La population locale dénonce ce qu’elle qualifie »d’abandon du chantier » par la CFEF (Cellule de facilitation et d’exécution financière) ainsi que par la société Bureau Être, alors que ces infrastructures étaient censées renforcer l’administration publique dans cette partie du pays.
Sur le site, le constat est préoccupant. Des sacs de ciment entreposés dans des conteneurs se sont solidifiés, devenant inutilisables. D’autres matériaux de construction, exposés aux intempéries, se dégradent progressivement. Cette situation suscite l’incompréhension des habitants, qui voient d’importantes ressources partir en perte sans qu’aucune explication officielle ne soit fournie.
Selon les responsables de la CFEF, le bâtiment administratif devait être livré dans un délai de quatre mois. Une promesse qui, à ce jour, n’a pas été tenue, renforçant le sentiment de frustration au sein de la communauté locale.
« Nous assistons, impuissants, à la détérioration des matériaux. Si les travaux ne reprennent pas rapidement, tout sera perdu », a déploré Magellan Baiko, un habitant joint par politiquerdc.net. Pour plusieurs notables du territoire, « cet arrêt prolongé risque de compromettre durablement la mise en service de ce bâtiment administratif, pourtant attendu pour améliorer la gestion locale ».
Au-delà de cet édifice, la population souligne que l’ensemble des bâtiments prévus dans le cadre du projet PDL-145T à Budjala, notamment des centres de santé et des écoles, demeure inachevé.

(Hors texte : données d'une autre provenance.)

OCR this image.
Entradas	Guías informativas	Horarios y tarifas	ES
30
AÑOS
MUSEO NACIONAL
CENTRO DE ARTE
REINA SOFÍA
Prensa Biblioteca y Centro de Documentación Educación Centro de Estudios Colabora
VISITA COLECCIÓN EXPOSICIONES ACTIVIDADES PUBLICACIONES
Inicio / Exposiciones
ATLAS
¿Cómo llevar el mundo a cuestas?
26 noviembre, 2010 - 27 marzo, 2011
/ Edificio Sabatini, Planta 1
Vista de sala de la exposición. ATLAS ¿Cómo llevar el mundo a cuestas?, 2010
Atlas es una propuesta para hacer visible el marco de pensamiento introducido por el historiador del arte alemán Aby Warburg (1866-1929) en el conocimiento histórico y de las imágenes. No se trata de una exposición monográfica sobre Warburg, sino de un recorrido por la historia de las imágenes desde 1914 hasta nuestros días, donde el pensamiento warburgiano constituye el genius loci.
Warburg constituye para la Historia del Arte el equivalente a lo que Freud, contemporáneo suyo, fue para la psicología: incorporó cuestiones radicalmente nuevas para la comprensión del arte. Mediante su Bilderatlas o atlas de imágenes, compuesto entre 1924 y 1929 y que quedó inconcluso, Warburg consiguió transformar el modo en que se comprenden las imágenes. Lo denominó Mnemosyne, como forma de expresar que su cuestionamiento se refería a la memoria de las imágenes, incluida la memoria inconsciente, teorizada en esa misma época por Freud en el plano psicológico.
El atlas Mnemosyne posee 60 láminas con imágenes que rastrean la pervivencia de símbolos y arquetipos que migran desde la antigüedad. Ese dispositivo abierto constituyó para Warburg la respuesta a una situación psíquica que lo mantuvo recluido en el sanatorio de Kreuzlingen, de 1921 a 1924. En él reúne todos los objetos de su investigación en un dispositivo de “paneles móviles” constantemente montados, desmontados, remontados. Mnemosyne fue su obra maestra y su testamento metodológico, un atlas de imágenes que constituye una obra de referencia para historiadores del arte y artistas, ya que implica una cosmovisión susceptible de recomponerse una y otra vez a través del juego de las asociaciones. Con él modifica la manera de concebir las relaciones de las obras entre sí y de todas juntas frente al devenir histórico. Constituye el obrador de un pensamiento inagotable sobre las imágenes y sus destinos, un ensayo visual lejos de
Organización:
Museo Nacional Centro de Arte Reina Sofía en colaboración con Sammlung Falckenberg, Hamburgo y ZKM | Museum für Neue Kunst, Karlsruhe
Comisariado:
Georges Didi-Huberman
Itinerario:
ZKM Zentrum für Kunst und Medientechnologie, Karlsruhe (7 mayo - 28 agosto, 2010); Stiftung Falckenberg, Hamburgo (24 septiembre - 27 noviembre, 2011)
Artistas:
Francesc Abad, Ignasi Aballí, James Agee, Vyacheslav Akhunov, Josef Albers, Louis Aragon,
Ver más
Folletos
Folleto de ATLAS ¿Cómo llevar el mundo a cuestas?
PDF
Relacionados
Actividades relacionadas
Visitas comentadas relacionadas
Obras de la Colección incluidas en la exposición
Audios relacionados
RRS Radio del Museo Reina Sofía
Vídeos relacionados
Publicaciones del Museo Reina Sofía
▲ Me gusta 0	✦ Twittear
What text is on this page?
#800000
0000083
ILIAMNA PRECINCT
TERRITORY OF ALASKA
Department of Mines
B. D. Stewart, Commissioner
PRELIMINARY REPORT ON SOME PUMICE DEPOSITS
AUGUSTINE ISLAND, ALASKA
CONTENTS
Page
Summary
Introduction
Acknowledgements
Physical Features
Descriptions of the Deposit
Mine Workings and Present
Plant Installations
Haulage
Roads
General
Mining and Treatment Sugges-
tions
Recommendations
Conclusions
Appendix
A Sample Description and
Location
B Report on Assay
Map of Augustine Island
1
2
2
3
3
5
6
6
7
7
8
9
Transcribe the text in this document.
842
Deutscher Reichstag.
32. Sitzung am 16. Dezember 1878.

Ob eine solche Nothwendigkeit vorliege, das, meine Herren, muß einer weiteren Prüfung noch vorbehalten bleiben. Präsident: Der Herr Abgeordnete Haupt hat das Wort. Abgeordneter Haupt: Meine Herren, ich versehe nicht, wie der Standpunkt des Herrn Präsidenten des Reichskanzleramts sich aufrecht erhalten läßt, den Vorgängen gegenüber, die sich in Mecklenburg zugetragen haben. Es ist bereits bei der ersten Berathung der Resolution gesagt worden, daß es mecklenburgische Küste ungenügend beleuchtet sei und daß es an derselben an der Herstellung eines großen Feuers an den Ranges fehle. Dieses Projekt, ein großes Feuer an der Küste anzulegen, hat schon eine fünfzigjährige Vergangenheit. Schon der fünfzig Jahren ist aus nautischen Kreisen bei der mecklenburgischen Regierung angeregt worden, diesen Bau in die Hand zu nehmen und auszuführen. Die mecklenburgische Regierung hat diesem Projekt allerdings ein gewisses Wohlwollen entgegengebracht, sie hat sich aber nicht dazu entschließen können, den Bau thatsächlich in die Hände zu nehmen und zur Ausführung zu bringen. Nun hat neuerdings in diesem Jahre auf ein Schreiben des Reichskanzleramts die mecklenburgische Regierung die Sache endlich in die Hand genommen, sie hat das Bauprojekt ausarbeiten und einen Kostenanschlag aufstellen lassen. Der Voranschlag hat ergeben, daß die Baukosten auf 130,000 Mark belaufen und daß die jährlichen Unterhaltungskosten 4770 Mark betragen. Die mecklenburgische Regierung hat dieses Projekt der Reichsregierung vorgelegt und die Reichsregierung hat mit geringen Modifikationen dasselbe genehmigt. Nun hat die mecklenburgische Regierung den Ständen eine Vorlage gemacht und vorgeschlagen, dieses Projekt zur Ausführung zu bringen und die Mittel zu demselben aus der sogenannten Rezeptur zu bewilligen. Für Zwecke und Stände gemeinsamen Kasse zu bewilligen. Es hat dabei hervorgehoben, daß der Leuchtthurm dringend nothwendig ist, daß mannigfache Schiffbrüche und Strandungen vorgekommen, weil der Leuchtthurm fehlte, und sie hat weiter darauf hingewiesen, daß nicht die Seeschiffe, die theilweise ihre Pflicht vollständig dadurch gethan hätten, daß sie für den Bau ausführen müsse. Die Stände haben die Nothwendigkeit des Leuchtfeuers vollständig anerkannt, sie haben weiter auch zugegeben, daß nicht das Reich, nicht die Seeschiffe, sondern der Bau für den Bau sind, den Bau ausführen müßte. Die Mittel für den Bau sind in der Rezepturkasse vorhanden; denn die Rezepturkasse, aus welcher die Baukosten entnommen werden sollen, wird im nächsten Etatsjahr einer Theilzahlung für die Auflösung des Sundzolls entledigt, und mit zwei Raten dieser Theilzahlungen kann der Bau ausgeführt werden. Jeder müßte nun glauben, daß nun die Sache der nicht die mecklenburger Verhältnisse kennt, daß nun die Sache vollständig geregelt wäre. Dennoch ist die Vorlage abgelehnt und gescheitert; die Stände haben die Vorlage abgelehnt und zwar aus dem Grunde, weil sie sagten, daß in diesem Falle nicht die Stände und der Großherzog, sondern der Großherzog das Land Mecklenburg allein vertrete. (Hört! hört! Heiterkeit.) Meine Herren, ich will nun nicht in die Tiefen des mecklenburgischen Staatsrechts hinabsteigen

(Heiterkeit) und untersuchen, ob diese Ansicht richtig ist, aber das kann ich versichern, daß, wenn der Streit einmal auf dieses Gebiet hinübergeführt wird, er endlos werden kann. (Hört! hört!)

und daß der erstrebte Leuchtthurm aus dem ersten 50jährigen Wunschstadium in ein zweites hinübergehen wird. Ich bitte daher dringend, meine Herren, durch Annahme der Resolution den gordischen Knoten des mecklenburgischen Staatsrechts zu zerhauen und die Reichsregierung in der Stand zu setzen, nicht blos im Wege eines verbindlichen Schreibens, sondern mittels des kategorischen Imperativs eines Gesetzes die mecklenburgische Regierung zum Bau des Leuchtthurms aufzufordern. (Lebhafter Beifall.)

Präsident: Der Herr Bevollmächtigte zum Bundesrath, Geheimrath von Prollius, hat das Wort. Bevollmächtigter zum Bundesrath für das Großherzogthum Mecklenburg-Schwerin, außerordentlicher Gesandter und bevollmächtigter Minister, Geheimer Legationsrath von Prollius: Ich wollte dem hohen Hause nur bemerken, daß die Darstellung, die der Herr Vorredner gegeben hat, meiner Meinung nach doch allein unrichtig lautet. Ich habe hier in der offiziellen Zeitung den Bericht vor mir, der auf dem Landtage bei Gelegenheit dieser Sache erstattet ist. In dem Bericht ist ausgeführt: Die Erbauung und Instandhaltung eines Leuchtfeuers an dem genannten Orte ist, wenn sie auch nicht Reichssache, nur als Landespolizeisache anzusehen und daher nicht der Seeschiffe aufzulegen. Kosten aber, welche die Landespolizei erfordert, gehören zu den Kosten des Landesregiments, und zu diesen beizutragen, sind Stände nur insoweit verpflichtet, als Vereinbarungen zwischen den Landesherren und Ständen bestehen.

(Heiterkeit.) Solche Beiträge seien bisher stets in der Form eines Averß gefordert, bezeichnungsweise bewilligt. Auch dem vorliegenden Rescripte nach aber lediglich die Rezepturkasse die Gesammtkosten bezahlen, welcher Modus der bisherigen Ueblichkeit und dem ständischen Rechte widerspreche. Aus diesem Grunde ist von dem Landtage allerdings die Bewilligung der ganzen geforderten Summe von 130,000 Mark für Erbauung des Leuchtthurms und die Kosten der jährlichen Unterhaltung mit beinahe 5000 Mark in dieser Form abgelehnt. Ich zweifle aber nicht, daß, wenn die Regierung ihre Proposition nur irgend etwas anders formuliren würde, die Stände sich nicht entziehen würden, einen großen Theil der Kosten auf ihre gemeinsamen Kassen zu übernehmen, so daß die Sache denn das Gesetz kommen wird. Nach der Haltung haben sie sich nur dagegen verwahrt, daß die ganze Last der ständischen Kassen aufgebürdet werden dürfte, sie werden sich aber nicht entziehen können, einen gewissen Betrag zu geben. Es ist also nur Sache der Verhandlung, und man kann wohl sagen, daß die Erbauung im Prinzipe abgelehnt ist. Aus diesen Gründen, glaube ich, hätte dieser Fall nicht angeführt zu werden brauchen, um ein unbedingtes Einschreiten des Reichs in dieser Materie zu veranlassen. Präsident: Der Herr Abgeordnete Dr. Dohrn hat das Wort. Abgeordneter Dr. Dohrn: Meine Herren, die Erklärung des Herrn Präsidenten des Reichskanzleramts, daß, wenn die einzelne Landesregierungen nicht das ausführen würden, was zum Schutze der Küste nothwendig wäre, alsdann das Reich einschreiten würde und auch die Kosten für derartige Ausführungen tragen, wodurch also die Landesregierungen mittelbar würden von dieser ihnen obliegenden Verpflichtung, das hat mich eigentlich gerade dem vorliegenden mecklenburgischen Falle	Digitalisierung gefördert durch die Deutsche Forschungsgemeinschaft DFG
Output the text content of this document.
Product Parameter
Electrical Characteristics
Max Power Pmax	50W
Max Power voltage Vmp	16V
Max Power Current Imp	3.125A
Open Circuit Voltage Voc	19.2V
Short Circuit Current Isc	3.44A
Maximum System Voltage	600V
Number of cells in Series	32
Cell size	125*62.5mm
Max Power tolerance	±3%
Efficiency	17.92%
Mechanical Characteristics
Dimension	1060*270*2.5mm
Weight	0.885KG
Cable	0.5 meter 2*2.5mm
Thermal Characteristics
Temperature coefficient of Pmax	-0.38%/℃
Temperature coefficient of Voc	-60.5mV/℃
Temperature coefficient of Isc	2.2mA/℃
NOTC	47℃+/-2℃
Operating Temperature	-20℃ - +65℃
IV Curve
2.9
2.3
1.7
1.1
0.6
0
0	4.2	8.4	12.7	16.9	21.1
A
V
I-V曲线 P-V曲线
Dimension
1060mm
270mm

À ce jour, aucun ouvrage n’a été officiellement livré à la communauté bénéficiaire.
Face à cette accumulation de projets non finalisés, les habitants de Budjala lancent un appel au Président de la République, Félix Antoine Tshisekedi, afin qu’il accorde une attention particulière à cette situation et ordonne la reprise effective des travaux. Ils redoutent que, comme d’autres initiatives antérieures, ces infrastructures ne deviennent des « chantiers fantômes », symboles d’espoirs déçus.
Si aucune mesure urgente n’est prise, préviennent plusieurs acteurs locaux, le territoire de Budjala risque de continuer à souffrir d’un déficit criant en infrastructures administratives, sanitaires et scolaires, compromettant ainsi son développement et la qualité des services publics offerts à la population.